When does résumé puffery go from something embarrassing if common to something pathological? Exaggerations on a résumé are fairly common – up to 43% of résumés contain at least one exaggeration, according to one group. Serial liar Mark Kirk, the Republican candidate for Senate in Illinois, has been caught in his 11th résumé lie. This time he was caught exaggerating his time as a nursery school teacher.
A leader of the church in upstate New York where Representative Mark S. Kirk of Illinois claims he worked as a nursery school teacher said on Friday that he had overstated his role there.
The leader, Sally Grubb, a member of the administrative council at Forest Home Chapel, a Methodist church in Ithaca, N.Y., said Mr. Kirk had a limited role while working part-time in a work-study program while he was a student at Cornell University nearly three decades ago.
“He was never, ever considered a teacher,” Ms. Grubb said in a telephone interview after researching the history of Mr. Kirk’s association with the nursery school. “He was just an additional pair of hands to help a primary teaching person.”
…
In an interview Friday, Ms. Grubb said that she had told a representative of the Kirk campaign of her concerns when the campaign contacted her on Thursday to try to verify Mr. Kirk’s time at the nursery. She said she had spoken to the teacher who led what was then a play group that met in the church basement. The teacher had a “vague recollection” of having him as a work-study student, Ms. Grubb said, but she did not remember his name. She added that Mr. Kirk did not have major responsibilities at the play group, like creating lesson plans, and he was assistant who played with the children.
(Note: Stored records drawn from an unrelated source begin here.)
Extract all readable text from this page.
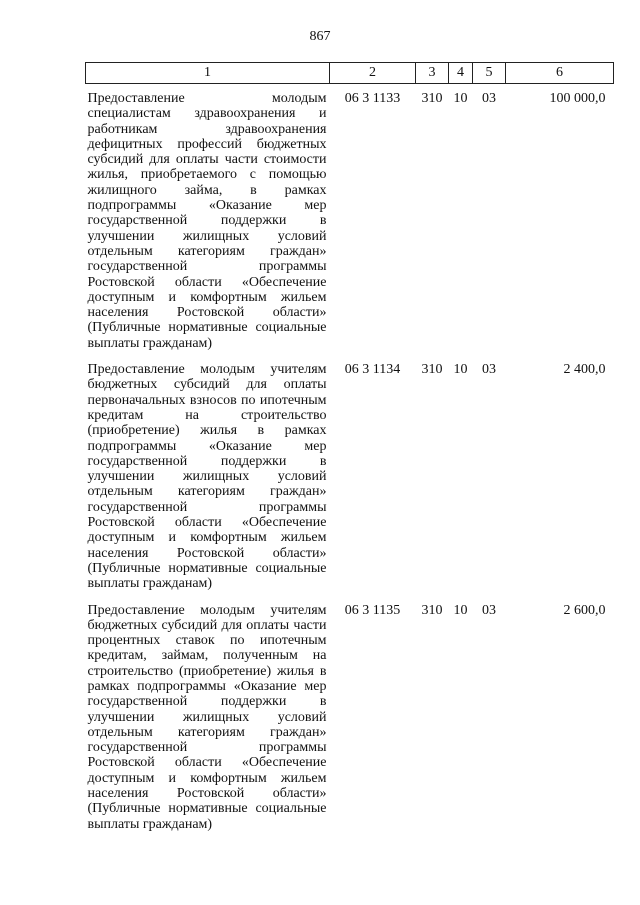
867
1	2	3	4	5	6
Предоставление молодым специалистам здравоохранения и работникам здравоохранения дефицитных профессий бюджетных субсидий для оплаты части стоимости жилья, приобретаемого с помощью жилищного займа, в рамках подпрограммы «Оказание мер государственной поддержки в улучшении жилищных условий отдельным категориям граждан» государственной программы Ростовской области «Обеспечение доступным и комфортным жильем населения Ростовской области» (Публичные нормативные социальные выплаты гражданам)	06 3 1133	310	10	03	100 000,0
Предоставление молодым учителям бюджетных субсидий для оплаты первоначальных взносов по ипотечным кредитам на строительство (приобретение) жилья в рамках подпрограммы «Оказание мер государственной поддержки в улучшении жилищных условий отдельным категориям граждан» государственной программы Ростовской области «Обеспечение доступным и комфортным жильем населения Ростовской области» (Публичные нормативные социальные выплаты гражданам)	06 3 1134	310	10	03	2 400,0
Предоставление молодым учителям бюджетных субсидий для оплаты части процентных ставок по ипотечным кредитам, займам, полученным на строительство (приобретение) жилья в рамках подпрограммы «Оказание мер государственной поддержки в улучшении жилищных условий отдельным категориям граждан» государственной программы Ростовской области «Обеспечение доступным и комфортным жильем населения Ростовской области» (Публичные нормативные социальные выплаты гражданам)	06 3 1135	310	10	03	2 600,0
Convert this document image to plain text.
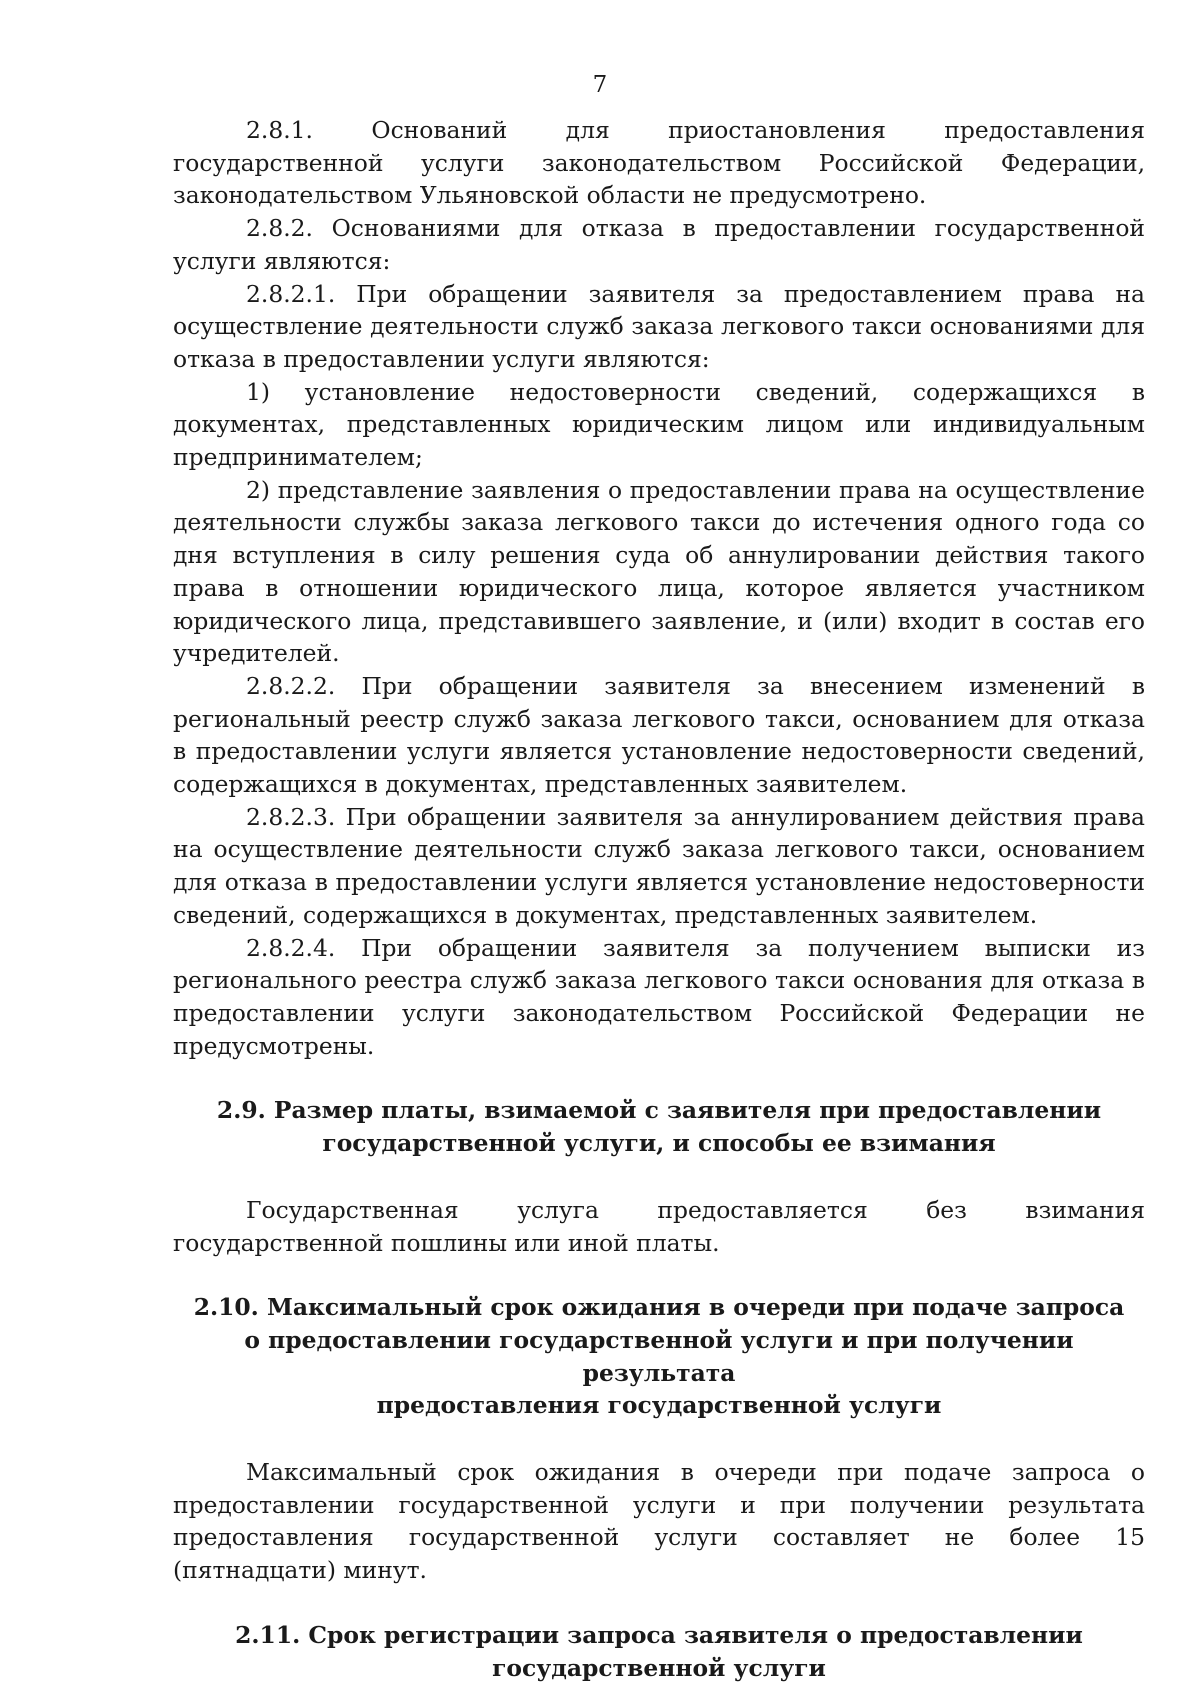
7

2.8.1. Оснований для приостановления предоставления государственной услуги законодательством Российской Федерации, законодательством Ульяновской области не предусмотрено.

2.8.2. Основаниями для отказа в предоставлении государственной услуги являются:

2.8.2.1. При обращении заявителя за предоставлением права на осуществление деятельности служб заказа легкового такси основаниями для отказа в предоставлении услуги являются:

1) установление недостоверности сведений, содержащихся в документах, представленных юридическим лицом или индивидуальным предпринимателем;

2) представление заявления о предоставлении права на осуществление деятельности службы заказа легкового такси до истечения одного года со дня вступления в силу решения суда об аннулировании действия такого права в отношении юридического лица, которое является участником юридического лица, представившего заявление, и (или) входит в состав его учредителей.

2.8.2.2. При обращении заявителя за внесением изменений в региональный реестр служб заказа легкового такси, основанием для отказа в предоставлении услуги является установление недостоверности сведений, содержащихся в документах, представленных заявителем.

2.8.2.3. При обращении заявителя за аннулированием действия права на осуществление деятельности служб заказа легкового такси, основанием для отказа в предоставлении услуги является установление недостоверности сведений, содержащихся в документах, представленных заявителем.

2.8.2.4. При обращении заявителя за получением выписки из регионального реестра служб заказа легкового такси основания для отказа в предоставлении услуги законодательством Российской Федерации не предусмотрены.

2.9. Размер платы, взимаемой с заявителя при предоставлении

государственной услуги, и способы ее взимания

Государственная услуга предоставляется без взимания государственной пошлины или иной платы.

2.10. Максимальный срок ожидания в очереди при подаче запроса

о предоставлении государственной услуги и при получении результата

предоставления государственной услуги

Максимальный срок ожидания в очереди при подаче запроса о предоставлении государственной услуги и при получении результата предоставления государственной услуги составляет не более 15 (пятнадцати) минут.

2.11. Срок регистрации запроса заявителя о предоставлении

государственной услуги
Probably one of the worst job in politics right now has to be Mark Kirk’s résumé checker.
Here’s the running tally of lies that Mark Kirk has been caught telling about his own experience:
(1) falsely claimed he served “in” Operation Iraqi Freedom
(2) falsely claimed to “command the war room in the Pentagon”
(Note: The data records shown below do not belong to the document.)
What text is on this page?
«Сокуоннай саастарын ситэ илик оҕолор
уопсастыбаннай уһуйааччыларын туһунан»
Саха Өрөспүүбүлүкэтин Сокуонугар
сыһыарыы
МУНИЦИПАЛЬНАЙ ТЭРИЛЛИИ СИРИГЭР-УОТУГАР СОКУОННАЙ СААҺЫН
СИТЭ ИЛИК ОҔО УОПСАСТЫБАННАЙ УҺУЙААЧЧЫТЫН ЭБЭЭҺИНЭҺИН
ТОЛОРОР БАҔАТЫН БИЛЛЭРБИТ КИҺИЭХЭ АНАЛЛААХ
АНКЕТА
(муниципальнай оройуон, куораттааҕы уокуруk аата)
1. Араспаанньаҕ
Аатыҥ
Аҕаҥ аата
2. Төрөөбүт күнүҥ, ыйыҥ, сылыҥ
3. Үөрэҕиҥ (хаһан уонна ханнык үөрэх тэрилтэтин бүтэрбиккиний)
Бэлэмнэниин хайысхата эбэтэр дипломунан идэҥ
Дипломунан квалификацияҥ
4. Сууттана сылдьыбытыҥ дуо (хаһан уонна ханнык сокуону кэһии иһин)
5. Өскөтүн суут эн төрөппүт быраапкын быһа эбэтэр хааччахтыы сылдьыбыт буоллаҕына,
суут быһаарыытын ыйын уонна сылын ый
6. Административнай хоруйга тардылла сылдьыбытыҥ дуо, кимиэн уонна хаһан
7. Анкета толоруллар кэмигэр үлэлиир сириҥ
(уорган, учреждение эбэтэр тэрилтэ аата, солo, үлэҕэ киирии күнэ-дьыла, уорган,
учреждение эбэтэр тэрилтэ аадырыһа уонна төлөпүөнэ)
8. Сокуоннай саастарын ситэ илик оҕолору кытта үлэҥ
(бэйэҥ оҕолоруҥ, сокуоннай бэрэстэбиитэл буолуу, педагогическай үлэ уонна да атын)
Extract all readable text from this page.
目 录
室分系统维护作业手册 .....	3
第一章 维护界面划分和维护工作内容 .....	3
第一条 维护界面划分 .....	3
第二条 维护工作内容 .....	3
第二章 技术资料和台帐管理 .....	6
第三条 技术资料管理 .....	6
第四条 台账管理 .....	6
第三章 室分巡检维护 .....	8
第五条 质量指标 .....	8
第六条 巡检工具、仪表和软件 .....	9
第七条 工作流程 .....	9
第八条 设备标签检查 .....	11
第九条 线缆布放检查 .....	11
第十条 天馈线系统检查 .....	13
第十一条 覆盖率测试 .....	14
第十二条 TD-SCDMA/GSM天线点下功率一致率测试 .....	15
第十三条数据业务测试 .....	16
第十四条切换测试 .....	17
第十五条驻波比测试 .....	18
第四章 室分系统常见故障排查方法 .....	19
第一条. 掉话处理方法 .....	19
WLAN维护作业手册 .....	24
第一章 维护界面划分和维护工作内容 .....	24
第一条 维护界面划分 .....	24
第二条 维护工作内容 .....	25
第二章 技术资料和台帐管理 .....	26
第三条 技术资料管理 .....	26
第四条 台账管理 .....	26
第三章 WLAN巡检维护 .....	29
(3) falsely claimed to have won the U.S. Navy’s Intelligence Officer of the Year award
(4) falsely claimed to have been shot at by the Iraqi Air Defense network
(5) falsely claimed to be a veteran of Desert Storm
(6) falsely claimed to be the only lawmaker to serve during Operation Iraqi Freedom
(7) falsely claimed to have been shot at in Kosovo
(8) falsely claimed to have been shot at in Kandahar
(9) falsely claimed to have been repeatedly “deployed” to Afghanistan
(10) falsely claimed not to have violated Defense Department rules on mingling politics with his military service.